The Compute ICE-AGE: Invariant Compute Envelope under Addressable Graph Evolution
Abstract
This paper presents empirical results from a production-grade C++ implementation of a deterministic semantic state substrate operating under bounded local state evolution. The system was realized as a CPU-resident persistent semantic graph engine designed to preserve semantic continuity structurally rather than repeatedly reconstructing it through probabilistic inference. Contemporary inference-driven AI systems repeatedly recompute semantic state through context replay and probabilistic recomposition. In contrast, the substrate described here evolves semantic continuity incrementally through locality-preserving traversal and bounded local mutation over persistent graph topology. Empirical measurements on Apple Silicon M2-class hardware demonstrated locality-constrained traversal behavior across scaling regimes ranging from 1 million to 25 million persistent semantic nodes. Traversal latency remained within low microsecond ranges (P50 approximately 0.0014 ms) under sustained workloads, while steady-state CPU utilization remained approximately 17.2% with no measurable scale-correlated thermal amplification observed during sustained operation.

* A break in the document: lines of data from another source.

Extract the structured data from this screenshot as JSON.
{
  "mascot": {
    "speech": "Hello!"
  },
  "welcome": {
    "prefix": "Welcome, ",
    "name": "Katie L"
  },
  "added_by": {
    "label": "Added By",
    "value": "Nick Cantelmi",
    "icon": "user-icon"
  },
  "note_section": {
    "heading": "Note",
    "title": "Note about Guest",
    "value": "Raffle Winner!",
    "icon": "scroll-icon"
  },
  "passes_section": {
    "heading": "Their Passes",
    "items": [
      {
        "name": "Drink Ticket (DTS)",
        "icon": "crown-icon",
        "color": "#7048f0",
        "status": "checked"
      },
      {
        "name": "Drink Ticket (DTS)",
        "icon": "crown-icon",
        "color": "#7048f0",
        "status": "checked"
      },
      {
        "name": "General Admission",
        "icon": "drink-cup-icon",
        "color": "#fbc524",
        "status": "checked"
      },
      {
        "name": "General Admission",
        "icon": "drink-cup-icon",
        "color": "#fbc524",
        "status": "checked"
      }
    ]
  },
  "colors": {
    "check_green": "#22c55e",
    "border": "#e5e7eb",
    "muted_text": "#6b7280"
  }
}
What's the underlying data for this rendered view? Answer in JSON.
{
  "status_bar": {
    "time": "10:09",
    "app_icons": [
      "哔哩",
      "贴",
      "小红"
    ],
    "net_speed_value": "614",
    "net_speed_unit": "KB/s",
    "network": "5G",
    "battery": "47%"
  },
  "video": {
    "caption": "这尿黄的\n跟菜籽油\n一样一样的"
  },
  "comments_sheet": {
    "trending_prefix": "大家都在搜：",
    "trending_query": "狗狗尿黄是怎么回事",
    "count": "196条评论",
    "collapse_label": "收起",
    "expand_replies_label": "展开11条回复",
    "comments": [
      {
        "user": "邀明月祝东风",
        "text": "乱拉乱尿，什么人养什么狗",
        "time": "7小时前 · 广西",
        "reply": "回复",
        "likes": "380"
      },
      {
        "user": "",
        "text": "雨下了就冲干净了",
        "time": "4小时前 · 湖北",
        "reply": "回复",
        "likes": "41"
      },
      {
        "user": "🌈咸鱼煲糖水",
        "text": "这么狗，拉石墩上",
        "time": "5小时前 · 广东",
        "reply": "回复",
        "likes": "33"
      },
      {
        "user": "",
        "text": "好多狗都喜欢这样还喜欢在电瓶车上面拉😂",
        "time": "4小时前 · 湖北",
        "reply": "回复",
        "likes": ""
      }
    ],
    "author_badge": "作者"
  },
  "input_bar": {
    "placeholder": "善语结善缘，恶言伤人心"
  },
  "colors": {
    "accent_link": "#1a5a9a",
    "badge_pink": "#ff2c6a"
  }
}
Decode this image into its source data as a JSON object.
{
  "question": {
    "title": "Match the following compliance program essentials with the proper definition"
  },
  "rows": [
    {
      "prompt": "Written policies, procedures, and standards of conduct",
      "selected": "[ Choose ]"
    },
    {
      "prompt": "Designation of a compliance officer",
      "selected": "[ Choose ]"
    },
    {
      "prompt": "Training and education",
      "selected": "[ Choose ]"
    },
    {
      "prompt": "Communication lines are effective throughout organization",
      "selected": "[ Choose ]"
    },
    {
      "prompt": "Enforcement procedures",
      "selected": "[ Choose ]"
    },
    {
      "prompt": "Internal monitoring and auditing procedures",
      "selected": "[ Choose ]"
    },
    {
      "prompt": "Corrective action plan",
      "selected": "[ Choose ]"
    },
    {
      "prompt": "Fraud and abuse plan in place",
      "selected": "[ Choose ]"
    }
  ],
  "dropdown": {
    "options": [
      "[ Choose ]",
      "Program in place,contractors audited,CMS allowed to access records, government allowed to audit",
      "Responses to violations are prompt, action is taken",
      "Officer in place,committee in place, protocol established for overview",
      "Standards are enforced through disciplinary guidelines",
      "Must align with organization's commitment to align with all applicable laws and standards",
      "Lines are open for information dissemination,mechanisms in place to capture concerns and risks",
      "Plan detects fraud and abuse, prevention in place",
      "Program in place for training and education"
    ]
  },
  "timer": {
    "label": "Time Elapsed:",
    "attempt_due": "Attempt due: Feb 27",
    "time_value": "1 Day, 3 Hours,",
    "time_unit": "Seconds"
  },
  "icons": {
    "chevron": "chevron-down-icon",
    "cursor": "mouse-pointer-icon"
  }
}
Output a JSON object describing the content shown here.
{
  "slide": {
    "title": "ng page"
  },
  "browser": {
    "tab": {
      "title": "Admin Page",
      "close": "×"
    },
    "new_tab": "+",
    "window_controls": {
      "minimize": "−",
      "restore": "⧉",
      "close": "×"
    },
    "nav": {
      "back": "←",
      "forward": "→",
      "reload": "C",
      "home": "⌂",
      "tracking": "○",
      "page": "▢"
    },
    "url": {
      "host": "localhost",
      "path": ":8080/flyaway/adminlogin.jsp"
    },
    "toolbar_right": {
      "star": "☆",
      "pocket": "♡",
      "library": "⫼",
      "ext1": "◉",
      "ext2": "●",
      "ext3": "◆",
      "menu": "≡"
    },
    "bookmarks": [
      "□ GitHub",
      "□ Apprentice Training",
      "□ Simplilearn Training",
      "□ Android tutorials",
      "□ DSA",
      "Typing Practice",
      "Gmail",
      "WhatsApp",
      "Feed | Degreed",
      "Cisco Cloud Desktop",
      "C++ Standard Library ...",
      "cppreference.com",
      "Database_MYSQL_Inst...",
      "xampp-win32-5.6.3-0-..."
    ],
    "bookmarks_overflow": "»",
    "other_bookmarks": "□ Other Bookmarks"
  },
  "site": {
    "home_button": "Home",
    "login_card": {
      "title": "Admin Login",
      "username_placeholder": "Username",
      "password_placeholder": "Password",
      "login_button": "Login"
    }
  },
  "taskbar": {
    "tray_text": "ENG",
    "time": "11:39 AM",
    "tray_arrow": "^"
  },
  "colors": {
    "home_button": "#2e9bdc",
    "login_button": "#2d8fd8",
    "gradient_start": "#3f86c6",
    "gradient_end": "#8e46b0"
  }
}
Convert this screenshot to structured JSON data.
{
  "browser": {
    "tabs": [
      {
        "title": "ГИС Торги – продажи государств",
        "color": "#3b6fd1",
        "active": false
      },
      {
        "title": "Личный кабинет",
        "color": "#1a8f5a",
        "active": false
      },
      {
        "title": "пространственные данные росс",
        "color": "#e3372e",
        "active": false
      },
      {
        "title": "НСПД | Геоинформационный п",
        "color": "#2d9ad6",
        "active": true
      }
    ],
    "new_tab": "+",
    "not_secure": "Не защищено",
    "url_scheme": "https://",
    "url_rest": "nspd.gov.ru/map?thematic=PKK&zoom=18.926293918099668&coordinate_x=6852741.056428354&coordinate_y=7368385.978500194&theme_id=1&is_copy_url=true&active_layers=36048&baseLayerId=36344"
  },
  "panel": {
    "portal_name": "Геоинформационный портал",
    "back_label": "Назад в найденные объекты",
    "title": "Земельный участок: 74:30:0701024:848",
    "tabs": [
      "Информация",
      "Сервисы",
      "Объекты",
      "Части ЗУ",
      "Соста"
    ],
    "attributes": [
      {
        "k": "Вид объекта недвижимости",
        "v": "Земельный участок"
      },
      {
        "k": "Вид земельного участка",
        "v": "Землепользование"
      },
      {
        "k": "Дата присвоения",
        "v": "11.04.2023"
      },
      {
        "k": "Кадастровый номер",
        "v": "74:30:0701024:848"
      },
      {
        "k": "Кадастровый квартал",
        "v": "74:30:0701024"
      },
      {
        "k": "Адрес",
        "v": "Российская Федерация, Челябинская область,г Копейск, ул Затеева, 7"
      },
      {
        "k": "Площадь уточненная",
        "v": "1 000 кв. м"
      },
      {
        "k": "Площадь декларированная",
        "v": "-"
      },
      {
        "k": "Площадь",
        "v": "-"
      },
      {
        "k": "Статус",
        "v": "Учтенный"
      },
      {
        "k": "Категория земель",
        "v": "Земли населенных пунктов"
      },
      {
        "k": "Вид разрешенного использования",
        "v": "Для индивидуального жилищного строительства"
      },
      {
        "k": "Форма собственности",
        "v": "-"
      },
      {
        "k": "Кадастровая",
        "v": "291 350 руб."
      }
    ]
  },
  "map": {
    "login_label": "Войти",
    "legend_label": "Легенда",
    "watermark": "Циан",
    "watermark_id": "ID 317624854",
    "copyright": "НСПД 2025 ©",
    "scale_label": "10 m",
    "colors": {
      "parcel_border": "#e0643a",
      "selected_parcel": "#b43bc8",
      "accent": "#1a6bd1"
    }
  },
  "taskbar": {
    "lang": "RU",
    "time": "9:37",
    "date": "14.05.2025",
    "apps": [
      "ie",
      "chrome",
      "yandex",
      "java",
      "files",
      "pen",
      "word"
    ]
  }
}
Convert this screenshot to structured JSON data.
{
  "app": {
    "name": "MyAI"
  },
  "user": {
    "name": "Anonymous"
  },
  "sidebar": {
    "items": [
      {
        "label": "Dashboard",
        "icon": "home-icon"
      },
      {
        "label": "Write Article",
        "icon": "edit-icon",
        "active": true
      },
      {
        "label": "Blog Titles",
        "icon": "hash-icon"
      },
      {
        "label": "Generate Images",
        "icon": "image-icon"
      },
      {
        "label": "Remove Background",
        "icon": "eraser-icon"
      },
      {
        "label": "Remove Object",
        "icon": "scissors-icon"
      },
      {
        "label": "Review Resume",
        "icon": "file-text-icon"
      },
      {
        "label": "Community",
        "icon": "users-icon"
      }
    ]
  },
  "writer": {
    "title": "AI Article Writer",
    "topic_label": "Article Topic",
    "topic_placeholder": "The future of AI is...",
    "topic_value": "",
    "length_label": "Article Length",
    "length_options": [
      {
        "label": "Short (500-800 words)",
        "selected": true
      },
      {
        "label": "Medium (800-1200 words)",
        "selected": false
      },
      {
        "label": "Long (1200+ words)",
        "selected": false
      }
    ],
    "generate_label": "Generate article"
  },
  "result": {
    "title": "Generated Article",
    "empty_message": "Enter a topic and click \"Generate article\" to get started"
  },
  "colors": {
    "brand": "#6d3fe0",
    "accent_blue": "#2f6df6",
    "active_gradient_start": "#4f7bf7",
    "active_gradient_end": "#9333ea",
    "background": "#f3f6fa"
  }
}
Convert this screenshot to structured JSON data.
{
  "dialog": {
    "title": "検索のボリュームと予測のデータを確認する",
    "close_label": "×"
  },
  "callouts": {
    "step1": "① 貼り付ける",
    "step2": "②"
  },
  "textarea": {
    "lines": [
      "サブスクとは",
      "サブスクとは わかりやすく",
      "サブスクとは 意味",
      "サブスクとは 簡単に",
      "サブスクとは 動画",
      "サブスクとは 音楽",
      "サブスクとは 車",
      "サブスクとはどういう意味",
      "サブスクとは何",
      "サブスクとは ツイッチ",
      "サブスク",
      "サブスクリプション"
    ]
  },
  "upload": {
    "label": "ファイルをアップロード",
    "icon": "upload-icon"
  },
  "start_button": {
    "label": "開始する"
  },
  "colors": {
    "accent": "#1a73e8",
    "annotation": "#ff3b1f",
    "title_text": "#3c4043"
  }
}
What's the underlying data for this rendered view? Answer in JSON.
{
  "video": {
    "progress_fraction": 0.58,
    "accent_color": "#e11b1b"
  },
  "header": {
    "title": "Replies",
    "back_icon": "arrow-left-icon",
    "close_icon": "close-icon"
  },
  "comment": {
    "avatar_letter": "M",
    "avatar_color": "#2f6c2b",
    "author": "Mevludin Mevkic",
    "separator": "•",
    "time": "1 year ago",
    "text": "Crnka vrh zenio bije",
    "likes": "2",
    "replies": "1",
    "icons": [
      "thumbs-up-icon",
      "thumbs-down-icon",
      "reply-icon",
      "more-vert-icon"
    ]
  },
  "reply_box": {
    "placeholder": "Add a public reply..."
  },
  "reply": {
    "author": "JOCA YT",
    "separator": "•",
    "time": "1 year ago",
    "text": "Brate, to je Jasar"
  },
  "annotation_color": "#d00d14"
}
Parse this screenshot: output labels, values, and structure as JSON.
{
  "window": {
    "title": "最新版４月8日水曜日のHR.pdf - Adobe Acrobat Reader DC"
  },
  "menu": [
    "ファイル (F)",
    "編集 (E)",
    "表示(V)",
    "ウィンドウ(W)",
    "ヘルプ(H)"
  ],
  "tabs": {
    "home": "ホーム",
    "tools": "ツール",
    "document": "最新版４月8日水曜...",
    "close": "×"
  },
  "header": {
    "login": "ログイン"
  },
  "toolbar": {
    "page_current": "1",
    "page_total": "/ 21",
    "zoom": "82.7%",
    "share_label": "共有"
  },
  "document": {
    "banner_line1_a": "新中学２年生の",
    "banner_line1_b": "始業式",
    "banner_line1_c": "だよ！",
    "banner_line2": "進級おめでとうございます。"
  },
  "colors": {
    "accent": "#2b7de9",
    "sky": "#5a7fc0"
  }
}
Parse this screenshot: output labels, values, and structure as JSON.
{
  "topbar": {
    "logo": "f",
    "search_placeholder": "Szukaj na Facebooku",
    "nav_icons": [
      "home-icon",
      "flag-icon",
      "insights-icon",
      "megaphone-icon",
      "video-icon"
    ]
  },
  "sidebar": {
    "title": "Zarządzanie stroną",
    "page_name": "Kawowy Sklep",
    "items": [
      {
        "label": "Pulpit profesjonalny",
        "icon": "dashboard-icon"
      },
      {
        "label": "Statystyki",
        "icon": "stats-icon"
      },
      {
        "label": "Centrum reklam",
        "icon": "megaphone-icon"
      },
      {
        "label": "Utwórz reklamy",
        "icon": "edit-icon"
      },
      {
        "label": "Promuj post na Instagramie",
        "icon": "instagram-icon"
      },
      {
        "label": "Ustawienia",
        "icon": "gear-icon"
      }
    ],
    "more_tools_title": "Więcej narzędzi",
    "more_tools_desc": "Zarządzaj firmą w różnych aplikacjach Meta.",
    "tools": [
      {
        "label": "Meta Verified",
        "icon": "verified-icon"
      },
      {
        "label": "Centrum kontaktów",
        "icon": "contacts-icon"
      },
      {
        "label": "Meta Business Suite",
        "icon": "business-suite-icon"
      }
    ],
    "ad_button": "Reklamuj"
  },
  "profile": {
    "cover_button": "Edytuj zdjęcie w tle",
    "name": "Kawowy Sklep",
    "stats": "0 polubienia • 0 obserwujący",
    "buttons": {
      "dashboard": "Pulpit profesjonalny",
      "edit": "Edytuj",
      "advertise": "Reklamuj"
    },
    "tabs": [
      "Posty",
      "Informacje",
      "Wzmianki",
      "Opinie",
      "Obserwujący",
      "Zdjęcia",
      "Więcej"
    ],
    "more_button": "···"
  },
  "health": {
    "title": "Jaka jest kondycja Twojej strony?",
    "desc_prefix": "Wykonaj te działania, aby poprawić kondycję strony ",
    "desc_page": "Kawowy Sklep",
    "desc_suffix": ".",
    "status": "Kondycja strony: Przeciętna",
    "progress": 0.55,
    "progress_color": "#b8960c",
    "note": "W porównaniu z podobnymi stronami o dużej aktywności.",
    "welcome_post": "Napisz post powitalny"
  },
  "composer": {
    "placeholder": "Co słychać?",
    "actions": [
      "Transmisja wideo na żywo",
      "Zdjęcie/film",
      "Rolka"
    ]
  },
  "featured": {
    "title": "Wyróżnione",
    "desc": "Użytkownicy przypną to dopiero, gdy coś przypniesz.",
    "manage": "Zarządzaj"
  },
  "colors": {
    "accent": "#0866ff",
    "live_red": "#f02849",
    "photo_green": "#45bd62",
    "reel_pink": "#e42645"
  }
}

Measured persistent node density averaged approximately 687 bytes per node under compressed Float32 storage regimes, corresponding to a projected capacity of approximately 1.6 billion persistent semantic nodes within a 1 TiB memory envelope. Under hostile ingress conditions including stochastic perturbation, malformed topology, fragmented adjacency, and active paging pressure, deterministic replay integrity remained stable while degradation localized into bounded orphan structures rather than propagating catastrophic global divergence.